MassMutual came out of the financial crisis of 2008 stronger than its competitors in large part because of its effective strategic planning. The company also examined the experiences of all its divisions, large and small, in order to see what could be learned going forward.
MassMutual revamped its existing strategic planning framework to create the consistency it needed and tie business divisions together. The new framework, which it calls Pinwheel, began with the CEO’s creation of new strategy and corporate development (SCD) and enterprise risk management (ERM) functions. Those functions report to the CEO and act as liaisons between subsidiaries and the larger corporation.
“Each of the ‘spokes’ of the Pinwheel were activities that occurred at MassMutual; my team just sequenced and organized those activities to help senior leadership and obtain consistency throughout our divisions,” Bacon explains. MassMutual’s SCD and ERM teams rotate staff every few years, which brings new insight into the process and promotes the Pinwheel framework.
Decentralized predictive models were leveraged to form better communications with the goal to put a more formal governance process around strategy to the senior leadership team. Consistency was greatly improved across the enterprise. The company’s strategic model has had business impact, including on the development of new products to seize on strategic opportunity.
“We’ve noticed significant trends of movement of foreign nationals and a multicultural movement in wealth and growth sectors,” Bacon says. “Even though we are U.S.-based, we realize we need to bring solutions to the market for foreign nationals and multicultural constituents. After we identified that, we were able to percolate that information to the leadership team to act on.”
The Pinwheel model has also led to the identification of strategic technology investments, including the creation of new service and self-service solutions for the current generation of consumers.

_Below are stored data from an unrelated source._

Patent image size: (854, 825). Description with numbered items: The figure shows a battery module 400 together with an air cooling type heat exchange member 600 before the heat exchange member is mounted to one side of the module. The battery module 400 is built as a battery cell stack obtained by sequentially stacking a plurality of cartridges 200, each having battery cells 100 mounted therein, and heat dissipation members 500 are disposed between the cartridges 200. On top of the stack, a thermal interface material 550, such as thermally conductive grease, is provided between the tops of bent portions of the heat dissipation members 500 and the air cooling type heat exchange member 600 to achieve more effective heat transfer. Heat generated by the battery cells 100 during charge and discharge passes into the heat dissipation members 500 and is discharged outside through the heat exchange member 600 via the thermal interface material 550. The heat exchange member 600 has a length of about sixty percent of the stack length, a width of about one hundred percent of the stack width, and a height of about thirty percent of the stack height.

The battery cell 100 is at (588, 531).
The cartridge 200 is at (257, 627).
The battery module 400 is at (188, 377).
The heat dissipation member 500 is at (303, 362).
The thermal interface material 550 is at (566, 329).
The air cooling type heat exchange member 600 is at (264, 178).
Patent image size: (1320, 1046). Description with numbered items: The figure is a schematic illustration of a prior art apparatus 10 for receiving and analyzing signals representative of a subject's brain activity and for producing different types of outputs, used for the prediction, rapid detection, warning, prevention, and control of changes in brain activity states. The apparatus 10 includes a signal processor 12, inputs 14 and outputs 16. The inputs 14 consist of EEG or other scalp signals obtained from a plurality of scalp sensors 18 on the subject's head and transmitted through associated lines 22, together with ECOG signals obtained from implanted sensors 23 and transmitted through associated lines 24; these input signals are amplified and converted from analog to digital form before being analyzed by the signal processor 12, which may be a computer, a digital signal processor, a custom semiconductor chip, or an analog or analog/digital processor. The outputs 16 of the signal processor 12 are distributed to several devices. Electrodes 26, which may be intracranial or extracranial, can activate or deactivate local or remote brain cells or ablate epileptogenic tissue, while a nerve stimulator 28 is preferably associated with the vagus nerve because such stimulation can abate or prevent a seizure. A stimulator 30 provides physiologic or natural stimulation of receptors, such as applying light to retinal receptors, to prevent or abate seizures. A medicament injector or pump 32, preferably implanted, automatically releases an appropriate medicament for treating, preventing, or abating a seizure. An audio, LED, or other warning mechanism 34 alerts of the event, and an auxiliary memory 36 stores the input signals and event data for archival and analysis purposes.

“Technology is one of our key areas of focus,” Bacon says. “Although most of our solutions are sold through intermediaries, we realize that people’s expectations of the sales process have changed. People, particularly digital-native people, want to be more informed.”
That focus has led to MassMutual’s support for omnichannel capabilities that tie together the customer, intermediary, and online systems.
“Customers are still willing to pay for advice, but they don’t want to walk into an advisor and be completely clueless. They want to learn on their own and close the knowledge gap, which is why we have put more and more research-focused capabilities online,” says Bacon. “They also want to flow between channels freely—to start filling things out online and then switch to a call center seamlessly where the person they talk to is fully aware of the online interaction that has taken place. We’ve continued to increase flexibility enabled by technology.”
Picking up the Pace
The heightened pace of change in today’s economy demands that insurers make plans and investments wisely. Insurers are challenged to create strategies around all areas of their operation and to identify strategic risks that threaten their business model.
“What information advantages will be required to compete, now and in the future, is the essential question insurers must ask,” Calandro says. “It’s an IT strategy thought process that needs to reconcile with an insurer’s financial and underwriting strategies.”
“Insurance companies are very much aware that their business model is under threat,” says Friedman. “The question is if they are willing to develop a more systemic way to manage it so they aren’t running around putting out a fire after it’s already at their door.”